Als legitimer Nachfolger von EPLAN Cabinet bietet EPLAN Pro Panel die Möglichkeit,...

Auf der SMART Automation 2011 war EPLAN mit eigenem Messestand in ansehnlicher Größe vertreten. Welche Neuheiten wurden im Zuge der Messe vorgestellt?

Auch vier Jahre nach ihrer ersten Vorstellung ist die EPLAN-Plattform mit dem Engineering Center laufend um neue Funktionalitäten ergänzt und in ihrem Funktionsumfang erweitert. Dabei dienen sowohl von uns selbst erkannte Marktanforderungen als auch an uns herangetragene Kundenwünsche als Zielvorgabe für unsere Entwickler und stehen auf der Liste der zu realisierenden Funktionen ganz oben.
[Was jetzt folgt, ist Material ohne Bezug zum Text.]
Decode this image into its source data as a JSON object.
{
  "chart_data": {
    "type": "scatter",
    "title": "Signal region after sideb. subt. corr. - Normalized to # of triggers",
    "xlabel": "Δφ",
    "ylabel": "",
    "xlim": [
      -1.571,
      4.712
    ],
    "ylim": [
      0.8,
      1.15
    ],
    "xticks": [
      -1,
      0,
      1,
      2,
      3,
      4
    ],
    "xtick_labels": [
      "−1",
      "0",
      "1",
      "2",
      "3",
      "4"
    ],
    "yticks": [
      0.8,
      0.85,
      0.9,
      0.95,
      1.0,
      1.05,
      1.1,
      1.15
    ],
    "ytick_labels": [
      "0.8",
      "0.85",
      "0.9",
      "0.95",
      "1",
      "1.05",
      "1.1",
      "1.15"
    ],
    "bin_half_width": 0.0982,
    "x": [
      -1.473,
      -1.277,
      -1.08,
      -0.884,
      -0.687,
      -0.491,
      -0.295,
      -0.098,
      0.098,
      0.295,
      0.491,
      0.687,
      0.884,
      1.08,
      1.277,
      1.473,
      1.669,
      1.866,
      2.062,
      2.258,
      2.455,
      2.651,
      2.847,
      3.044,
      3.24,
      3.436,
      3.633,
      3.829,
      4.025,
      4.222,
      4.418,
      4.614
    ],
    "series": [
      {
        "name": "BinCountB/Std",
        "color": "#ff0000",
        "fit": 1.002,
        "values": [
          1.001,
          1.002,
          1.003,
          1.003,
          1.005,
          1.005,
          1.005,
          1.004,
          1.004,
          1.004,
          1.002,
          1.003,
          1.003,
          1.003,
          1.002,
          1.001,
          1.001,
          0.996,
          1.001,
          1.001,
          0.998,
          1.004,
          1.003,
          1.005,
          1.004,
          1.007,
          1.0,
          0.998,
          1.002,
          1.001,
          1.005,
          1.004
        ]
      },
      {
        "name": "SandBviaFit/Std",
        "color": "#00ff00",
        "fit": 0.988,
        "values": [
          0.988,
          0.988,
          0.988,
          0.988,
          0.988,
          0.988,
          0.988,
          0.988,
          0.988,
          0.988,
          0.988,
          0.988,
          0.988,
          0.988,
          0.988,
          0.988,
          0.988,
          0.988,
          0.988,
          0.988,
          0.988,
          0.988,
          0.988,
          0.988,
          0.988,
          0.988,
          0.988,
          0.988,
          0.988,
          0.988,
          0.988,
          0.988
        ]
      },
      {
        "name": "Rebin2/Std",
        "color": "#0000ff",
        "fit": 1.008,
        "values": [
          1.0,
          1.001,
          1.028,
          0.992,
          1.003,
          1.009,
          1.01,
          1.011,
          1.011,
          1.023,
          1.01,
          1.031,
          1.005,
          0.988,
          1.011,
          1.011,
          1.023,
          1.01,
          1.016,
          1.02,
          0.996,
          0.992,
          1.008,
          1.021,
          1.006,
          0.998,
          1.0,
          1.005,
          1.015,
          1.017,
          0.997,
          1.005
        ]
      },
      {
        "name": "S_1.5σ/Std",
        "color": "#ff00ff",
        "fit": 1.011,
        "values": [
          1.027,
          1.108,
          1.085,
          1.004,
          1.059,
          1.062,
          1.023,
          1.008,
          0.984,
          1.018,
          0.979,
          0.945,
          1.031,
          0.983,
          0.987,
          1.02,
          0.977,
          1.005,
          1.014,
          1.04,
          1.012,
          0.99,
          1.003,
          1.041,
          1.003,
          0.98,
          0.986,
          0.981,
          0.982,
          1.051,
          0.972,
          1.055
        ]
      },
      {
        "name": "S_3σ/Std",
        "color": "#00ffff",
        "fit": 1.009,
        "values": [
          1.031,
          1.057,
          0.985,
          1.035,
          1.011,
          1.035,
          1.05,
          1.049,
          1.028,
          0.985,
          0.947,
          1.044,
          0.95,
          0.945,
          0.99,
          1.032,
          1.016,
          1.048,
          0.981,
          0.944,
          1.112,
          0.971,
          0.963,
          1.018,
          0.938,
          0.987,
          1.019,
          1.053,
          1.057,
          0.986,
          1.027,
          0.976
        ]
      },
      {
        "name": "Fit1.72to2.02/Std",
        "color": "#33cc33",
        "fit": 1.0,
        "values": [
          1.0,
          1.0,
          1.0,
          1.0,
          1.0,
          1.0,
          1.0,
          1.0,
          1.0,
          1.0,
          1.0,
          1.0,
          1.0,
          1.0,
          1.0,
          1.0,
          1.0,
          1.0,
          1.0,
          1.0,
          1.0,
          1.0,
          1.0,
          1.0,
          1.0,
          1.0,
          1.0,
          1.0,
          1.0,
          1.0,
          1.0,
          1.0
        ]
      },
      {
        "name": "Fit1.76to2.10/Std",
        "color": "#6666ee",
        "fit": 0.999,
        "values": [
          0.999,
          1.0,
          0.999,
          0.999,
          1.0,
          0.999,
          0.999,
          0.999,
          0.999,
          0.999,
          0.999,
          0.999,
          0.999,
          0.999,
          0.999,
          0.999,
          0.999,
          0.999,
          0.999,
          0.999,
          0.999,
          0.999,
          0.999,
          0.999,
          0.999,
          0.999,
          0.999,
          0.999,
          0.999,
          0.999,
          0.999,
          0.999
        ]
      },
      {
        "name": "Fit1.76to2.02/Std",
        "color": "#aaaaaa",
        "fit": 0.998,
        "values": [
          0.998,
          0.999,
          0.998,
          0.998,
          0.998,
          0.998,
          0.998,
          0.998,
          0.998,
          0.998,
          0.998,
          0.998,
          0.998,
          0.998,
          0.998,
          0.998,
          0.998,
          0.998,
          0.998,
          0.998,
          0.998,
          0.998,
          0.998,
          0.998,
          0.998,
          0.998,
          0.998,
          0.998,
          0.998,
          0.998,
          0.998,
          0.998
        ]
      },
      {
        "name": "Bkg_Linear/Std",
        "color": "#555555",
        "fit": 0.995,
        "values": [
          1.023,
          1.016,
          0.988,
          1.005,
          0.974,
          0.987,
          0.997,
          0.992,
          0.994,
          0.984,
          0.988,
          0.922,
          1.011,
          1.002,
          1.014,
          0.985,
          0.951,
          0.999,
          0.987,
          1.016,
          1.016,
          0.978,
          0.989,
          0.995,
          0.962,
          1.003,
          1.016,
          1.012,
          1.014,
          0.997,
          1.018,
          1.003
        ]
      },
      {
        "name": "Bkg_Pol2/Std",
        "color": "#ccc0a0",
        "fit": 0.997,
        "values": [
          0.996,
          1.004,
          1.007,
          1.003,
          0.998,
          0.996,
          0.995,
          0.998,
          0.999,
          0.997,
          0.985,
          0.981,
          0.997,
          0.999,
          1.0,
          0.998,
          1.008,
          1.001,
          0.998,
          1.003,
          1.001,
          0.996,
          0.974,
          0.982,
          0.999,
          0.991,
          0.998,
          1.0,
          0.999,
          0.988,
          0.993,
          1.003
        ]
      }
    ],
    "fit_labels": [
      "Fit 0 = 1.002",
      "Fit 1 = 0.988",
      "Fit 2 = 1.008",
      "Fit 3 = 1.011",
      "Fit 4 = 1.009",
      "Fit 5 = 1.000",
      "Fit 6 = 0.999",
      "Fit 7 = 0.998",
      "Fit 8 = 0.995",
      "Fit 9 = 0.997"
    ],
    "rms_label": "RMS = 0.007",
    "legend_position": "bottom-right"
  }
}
Auch jedes einzelne der auf dieser Plattform aufsetzenden EPLAN-Produkte wurde um neue Funktionalitäten erweitert. Das gilt für EPLAN Electric P8 ebenso wie für EPLAN Fluid, EPLAN PPE und den EPLAN Cabinet Nachfolger EPLAN Pro Panel.

Weil es in Fortsetzung des Plattformgedankens einen weiteren großen Schritt zur Förderung des durchgängigen Engineerings bringt, stand EPLAN Pro Panel Professional als grundlegend neues Produkt besonders im Fokus der Aufmerksamkeit.

Was genau darf man sich unter EPLAN Pro Panel vorstellen?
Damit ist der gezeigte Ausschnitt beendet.